Foz do Iguaçu encerrou 2025 com uma redução histórica nos casos de dengue, consolidando o impacto das estratégias de prevenção e controle adotadas pelo município. Segundo levantamento da Diretoria de Vigilância em Saúde da Secretaria Municipal de Saúde, com base nos dados do SINAN (Sistema de Informação de Agravos de Notificação), foram registrados 1.031 casos confirmados, contra 14.683 em 2024, uma queda de aproximadamente 93%.
O recuo também se reflete nas notificações, que caíram de 28.850 em 2024 para 10.548 em 2025, redução de 63,4%, enquanto as internações por dengue diminuíram de 2.017 para 437, uma queda de 78,3%.
Estratégias integradas de prevenção
Segundo a Secretaria Municipal de Saúde, o desempenho positivo é resultado de ações combinadas ao longo do ano, incluindo:
- Implantação do método Wolbachia
- Visitas domiciliares e mutirões de limpeza
- Eliminação de focos do mosquito Aedes aegypti
- Campanhas permanentes de conscientização da população
- Monitoramento epidemiológico contínuo
O prefeito General Silva e Luna destacou: “Essa redução histórica é fruto de planejamento, método e ações integradas. Com disciplina e o apoio da população, demonstramos que é possível enfrentar a dengue com seriedade e proteger a saúde dos iguaçuenses”.
Dados de janeiro de 2026 reforçam o cenário favorável: até o dia 19, 284 casos foram notificados, com apenas 6 confirmações e 5 internações, uma redução superior a 98% em relação a janeiro de 2024.
Método Wolbachia: inovação no combate ao mosquito
Foz do Iguaçu adotou o método Wolbachia, liberando mosquitos Aedes aegypti infectados com a bactéria Wolbachia, que impede a transmissão da dengue, zika e chikungunya.

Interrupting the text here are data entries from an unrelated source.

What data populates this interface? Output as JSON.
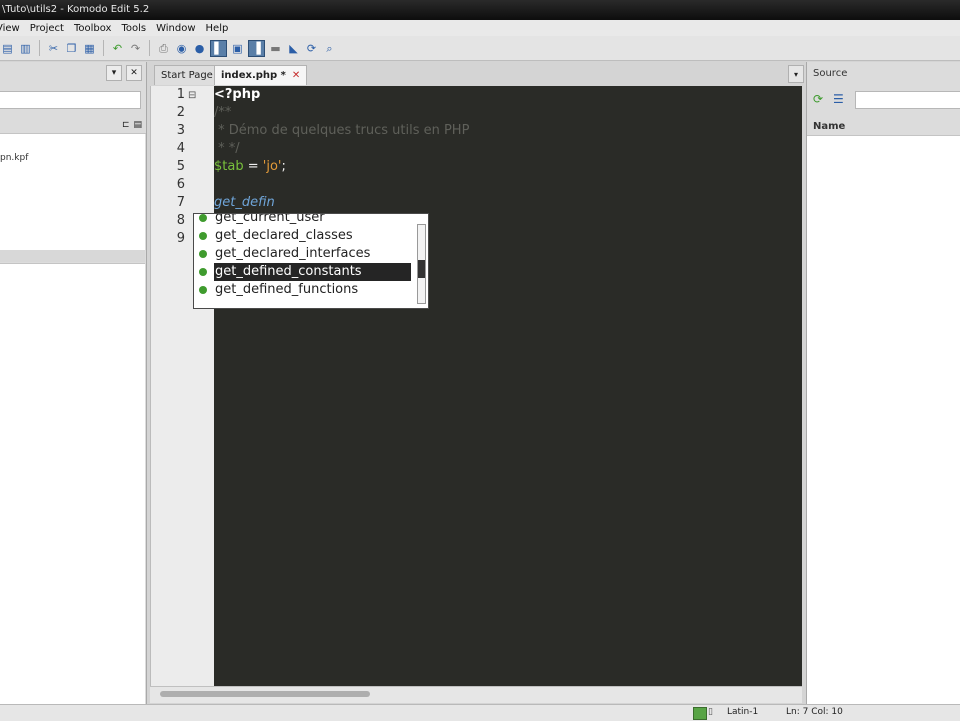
{
  "window": {
    "title": "\\Tuto\\utils2 - Komodo Edit 5.2"
  },
  "menu": [
    "View",
    "Project",
    "Toolbox",
    "Tools",
    "Window",
    "Help"
  ],
  "left_pane": {
    "tree_item": "pn.kpf"
  },
  "tabs": [
    {
      "label": "Start Page"
    },
    {
      "label": "index.php *",
      "active": true
    }
  ],
  "editor": {
    "line_numbers": [
      "1",
      "2",
      "3",
      "4",
      "5",
      "6",
      "7",
      "8",
      "9"
    ],
    "lines": {
      "l1": "<?php",
      "l2": "/**",
      "l3": " * Démo de quelques trucs utils en PHP",
      "l4": " * */",
      "l5_var": "$tab",
      "l5_op": " = ",
      "l5_str": "'jo'",
      "l5_end": ";",
      "l7": "get_defin"
    }
  },
  "autocomplete": {
    "items": [
      "get_current_user",
      "get_declared_classes",
      "get_declared_interfaces",
      "get_defined_constants",
      "get_defined_functions"
    ],
    "selected_index": 3
  },
  "right_pane": {
    "title": "Source",
    "column": "Name"
  },
  "statusbar": {
    "encoding": "Latin-1",
    "position": "Ln: 7 Col: 10"
  },
  "colors": {
    "editor_bg": "#2a2b27",
    "keyword": "#ffffff",
    "variable": "#79c23c",
    "string": "#e29a39",
    "comment": "#5f605a",
    "function": "#6fa5d9",
    "selection": "#252525"
  }
}
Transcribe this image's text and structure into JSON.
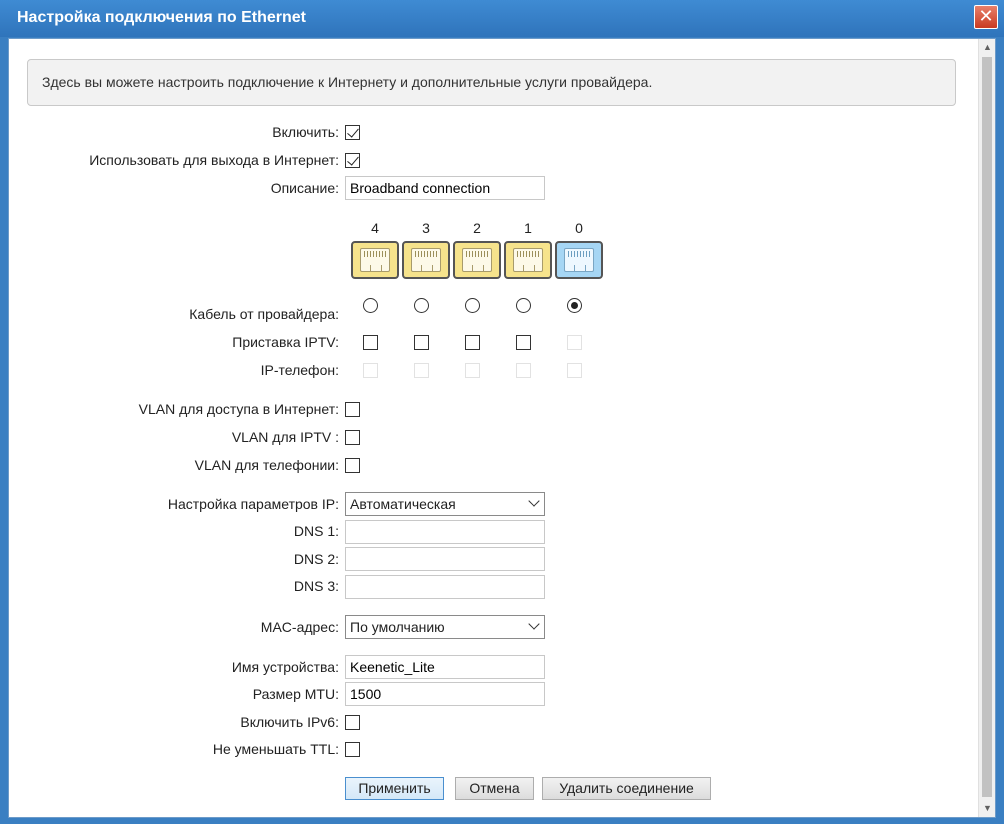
{
  "window": {
    "title": "Настройка подключения по Ethernet",
    "close_glyph": "✕"
  },
  "info": "Здесь вы можете настроить подключение к Интернету и дополнительные услуги провайдера.",
  "labels": {
    "enable": "Включить:",
    "use_internet": "Использовать для выхода в Интернет:",
    "description": "Описание:",
    "cable": "Кабель от провайдера:",
    "iptv": "Приставка IPTV:",
    "ip_phone": "IP-телефон:",
    "vlan_internet": "VLAN для доступа в Интернет:",
    "vlan_iptv": "VLAN для IPTV :",
    "vlan_phone": "VLAN для телефонии:",
    "ip_settings": "Настройка параметров IP:",
    "dns1": "DNS 1:",
    "dns2": "DNS 2:",
    "dns3": "DNS 3:",
    "mac": "MAC-адрес:",
    "device_name": "Имя устройства:",
    "mtu": "Размер MTU:",
    "ipv6": "Включить IPv6:",
    "ttl": "Не уменьшать TTL:"
  },
  "values": {
    "description": "Broadband connection",
    "ip_settings": "Автоматическая",
    "dns1": "",
    "dns2": "",
    "dns3": "",
    "mac": "По умолчанию",
    "device_name": "Keenetic_Lite",
    "mtu": "1500"
  },
  "ports": [
    "4",
    "3",
    "2",
    "1",
    "0"
  ],
  "buttons": {
    "apply": "Применить",
    "cancel": "Отмена",
    "delete": "Удалить соединение"
  },
  "colors": {
    "port_yellow": "#f6e38c",
    "port_blue": "#a6d6f4",
    "titlebar": "#3a7fc2"
  }
}
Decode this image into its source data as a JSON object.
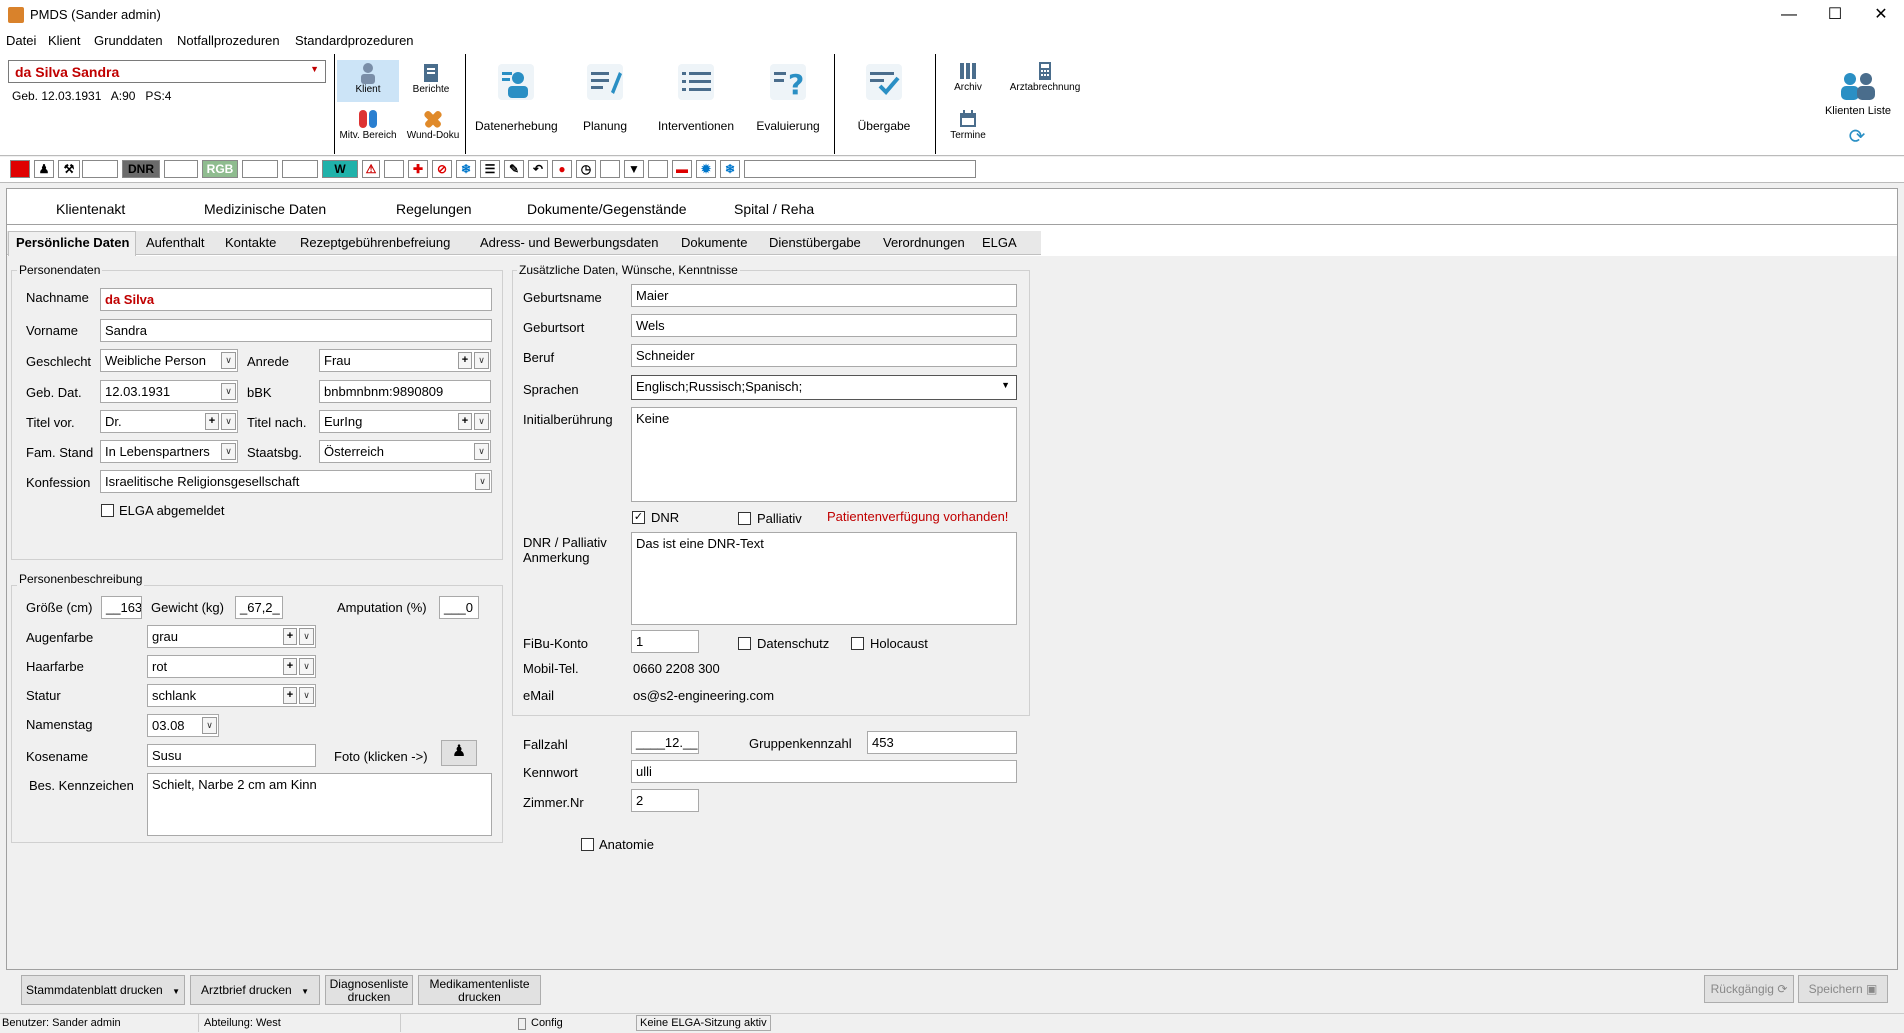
{
  "window": {
    "title": "PMDS (Sander admin)"
  },
  "menu": [
    "Datei",
    "Klient",
    "Grunddaten",
    "Notfallprozeduren",
    "Standardprozeduren"
  ],
  "client": {
    "name": "da Silva Sandra",
    "info": "Geb. 12.03.1931   A:90   PS:4"
  },
  "toolbar": {
    "klient": "Klient",
    "berichte": "Berichte",
    "mitv": "Mitv. Bereich",
    "wund": "Wund-Doku",
    "datenerhebung": "Datenerhebung",
    "planung": "Planung",
    "interventionen": "Interventionen",
    "evaluierung": "Evaluierung",
    "uebergabe": "Übergabe",
    "archiv": "Archiv",
    "termine": "Termine",
    "arztabrechnung": "Arztabrechnung",
    "klienten_liste": "Klienten Liste"
  },
  "strip": {
    "dnr": "DNR",
    "rgb": "RGB",
    "w": "W"
  },
  "main_tabs": [
    "Klientenakt",
    "Medizinische Daten",
    "Regelungen",
    "Dokumente/Gegenstände",
    "Spital / Reha"
  ],
  "sub_tabs": [
    "Persönliche Daten",
    "Aufenthalt",
    "Kontakte",
    "Rezeptgebührenbefreiung",
    "Adress- und Bewerbungsdaten",
    "Dokumente",
    "Dienstübergabe",
    "Verordnungen",
    "ELGA"
  ],
  "personendaten": {
    "title": "Personendaten",
    "nachname_label": "Nachname",
    "nachname": "da Silva",
    "vorname_label": "Vorname",
    "vorname": "Sandra",
    "geschlecht_label": "Geschlecht",
    "geschlecht": "Weibliche Person",
    "anrede_label": "Anrede",
    "anrede": "Frau",
    "gebdat_label": "Geb. Dat.",
    "gebdat": "12.03.1931",
    "bbk_label": "bBK",
    "bbk": "bnbmnbnm:9890809",
    "titelvor_label": "Titel vor.",
    "titelvor": "Dr.",
    "titelnach_label": "Titel nach.",
    "titelnach": "EurIng",
    "famstand_label": "Fam. Stand",
    "famstand": "In Lebenspartners",
    "staatsbg_label": "Staatsbg.",
    "staatsbg": "Österreich",
    "konfession_label": "Konfession",
    "konfession": "Israelitische Religionsgesellschaft",
    "elga_label": "ELGA abgemeldet"
  },
  "personenbeschreibung": {
    "title": "Personenbeschreibung",
    "groesse_label": "Größe (cm)",
    "groesse": "__163",
    "gewicht_label": "Gewicht (kg)",
    "gewicht": "_67,2_",
    "amputation_label": "Amputation (%)",
    "amputation": "___0",
    "augenfarbe_label": "Augenfarbe",
    "augenfarbe": "grau",
    "haarfarbe_label": "Haarfarbe",
    "haarfarbe": "rot",
    "statur_label": "Statur",
    "statur": "schlank",
    "namenstag_label": "Namenstag",
    "namenstag": "03.08",
    "kosename_label": "Kosename",
    "kosename": "Susu",
    "foto_label": "Foto (klicken ->)",
    "kennzeichen_label": "Bes. Kennzeichen",
    "kennzeichen": "Schielt, Narbe 2 cm am Kinn"
  },
  "zusatz": {
    "title": "Zusätzliche Daten, Wünsche, Kenntnisse",
    "geburtsname_label": "Geburtsname",
    "geburtsname": "Maier",
    "geburtsort_label": "Geburtsort",
    "geburtsort": "Wels",
    "beruf_label": "Beruf",
    "beruf": "Schneider",
    "sprachen_label": "Sprachen",
    "sprachen": "Englisch;Russisch;Spanisch;",
    "initial_label": "Initialberührung",
    "initial": "Keine",
    "dnr_label": "DNR",
    "palliativ_label": "Palliativ",
    "verfuegung": "Patientenverfügung vorhanden!",
    "dnr_anm_label1": "DNR / Palliativ",
    "dnr_anm_label2": "Anmerkung",
    "dnr_anm": "Das ist eine DNR-Text",
    "fibu_label": "FiBu-Konto",
    "fibu": "1",
    "datenschutz_label": "Datenschutz",
    "holocaust_label": "Holocaust",
    "mobil_label": "Mobil-Tel.",
    "mobil": "0660 2208 300",
    "email_label": "eMail",
    "email": "os@s2-engineering.com"
  },
  "fall": {
    "fallzahl_label": "Fallzahl",
    "fallzahl": "____12.__",
    "gruppe_label": "Gruppenkennzahl",
    "gruppe": "453",
    "kennwort_label": "Kennwort",
    "kennwort": "ulli",
    "zimmer_label": "Zimmer.Nr",
    "zimmer": "2",
    "anatomie_label": "Anatomie"
  },
  "bottom": {
    "stammdaten": "Stammdatenblatt drucken",
    "arztbrief": "Arztbrief drucken",
    "diag1": "Diagnosenliste",
    "diag2": "drucken",
    "medi1": "Medikamentenliste",
    "medi2": "drucken",
    "rueck": "Rückgängig",
    "speichern": "Speichern"
  },
  "status": {
    "benutzer": "Benutzer: Sander admin",
    "abteilung": "Abteilung: West",
    "config": "Config",
    "elga": "Keine ELGA-Sitzung aktiv"
  },
  "colors": {
    "accent": "#2a8fc4",
    "danger": "#c00000",
    "rgb_bg": "#8fbc8f",
    "w_bg": "#20b2aa"
  }
}
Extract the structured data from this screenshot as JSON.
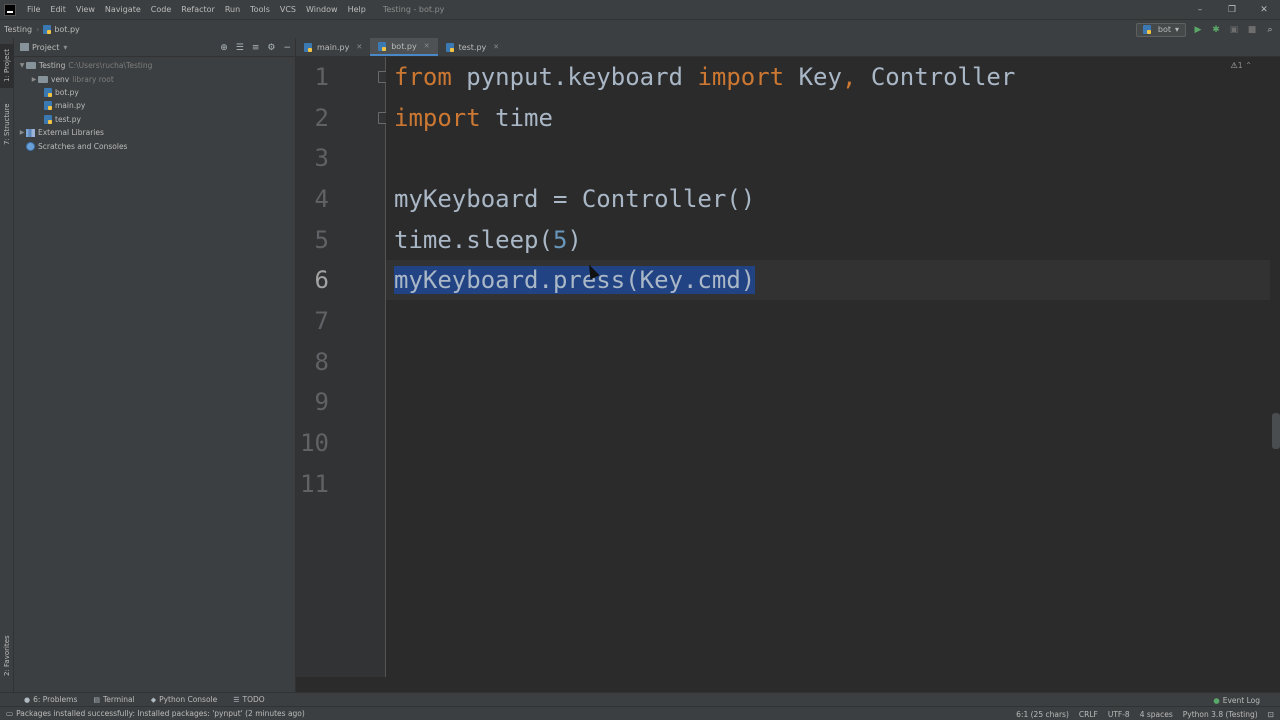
{
  "menu": {
    "items": [
      "File",
      "Edit",
      "View",
      "Navigate",
      "Code",
      "Refactor",
      "Run",
      "Tools",
      "VCS",
      "Window",
      "Help"
    ],
    "window_title": "Testing - bot.py"
  },
  "window_controls": {
    "minimize": "–",
    "restore": "❐",
    "close": "✕"
  },
  "breadcrumb": {
    "project": "Testing",
    "file": "bot.py"
  },
  "run_toolbar": {
    "config": "bot"
  },
  "left_stripe": {
    "project": "1: Project",
    "structure": "7: Structure",
    "favorites": "2: Favorites"
  },
  "project_panel": {
    "title": "Project",
    "tree": {
      "root_name": "Testing",
      "root_path": "C:\\Users\\rucha\\Testing",
      "venv_name": "venv",
      "venv_hint": "library root",
      "files": [
        "bot.py",
        "main.py",
        "test.py"
      ],
      "external_libraries": "External Libraries",
      "scratches": "Scratches and Consoles"
    }
  },
  "editor_tabs": [
    "main.py",
    "bot.py",
    "test.py"
  ],
  "editor": {
    "inspection": "1",
    "line_numbers": [
      "1",
      "2",
      "3",
      "4",
      "5",
      "6",
      "7",
      "8",
      "9",
      "10",
      "11"
    ],
    "current_line": 6,
    "code": {
      "l1_kw1": "from",
      "l1_mod": " pynput.keyboard ",
      "l1_kw2": "import",
      "l1_rest": " Key",
      "l1_comma": ",",
      "l1_end": " Controller",
      "l2_kw": "import",
      "l2_rest": " time",
      "l4": "myKeyboard = Controller()",
      "l5_a": "time.sleep(",
      "l5_num": "5",
      "l5_b": ")",
      "l6": "myKeyboard.press(Key.cmd)"
    }
  },
  "tool_windows": {
    "problems": "6: Problems",
    "terminal": "Terminal",
    "python_console": "Python Console",
    "todo": "TODO",
    "event_log": "Event Log"
  },
  "status_bar": {
    "message": "Packages installed successfully: Installed packages: 'pynput' (2 minutes ago)",
    "position": "6:1 (25 chars)",
    "line_sep": "CRLF",
    "encoding": "UTF-8",
    "indent": "4 spaces",
    "interpreter": "Python 3.8 (Testing)"
  },
  "colors": {
    "keyword": "#cc7832",
    "number": "#6897bb",
    "selection": "#214283",
    "text": "#a9b7c6"
  }
}
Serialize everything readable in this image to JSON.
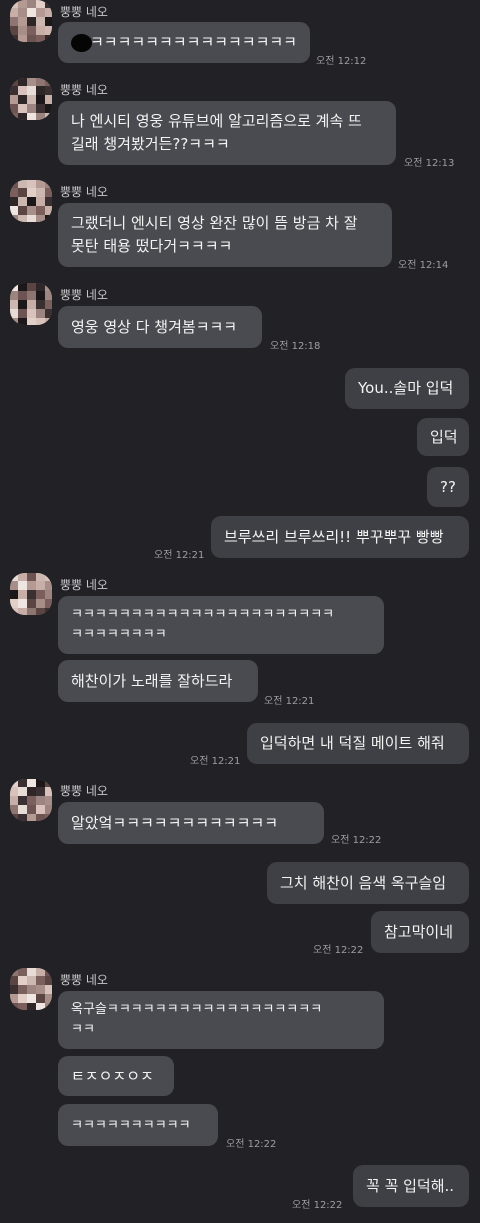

A iniciativa é conduzida pela Fiocruz, com apoio do Ministério da Saúde, da Secretaria de Estado da Saúde do Paraná e da Itaipu Binacional. Com a biofábrica inaugurada em julho de 2024, as liberações começaram em agosto e, ao longo de 2025, alcançaram 50% da cobertura da área urbana do município.
O método Wolbachia fortalece o controle das arboviroses e consolida uma política pública de médio e longo prazo no enfrentamento ao mosquito transmissor.
Prevenção contínua
O Centro de Controle de Zoonoses (CCZ) alerta que a dengue é uma doença sazonal, com maior risco entre março e maio. Por isso, as ações de prevenção seguem ativas em toda a cidade.
A população deve manter hábitos de prevenção, como:
- Eliminação semanal de água parada
- Vedação de caixas d’água
- Limpeza de calhas e descarte correto de recipientes
- Permitir o acesso dos agentes de endemias às residências
A participação dos moradores é decisiva para manter os resultados, principalmente na eliminação de focos do mosquito em quintais e imóveis.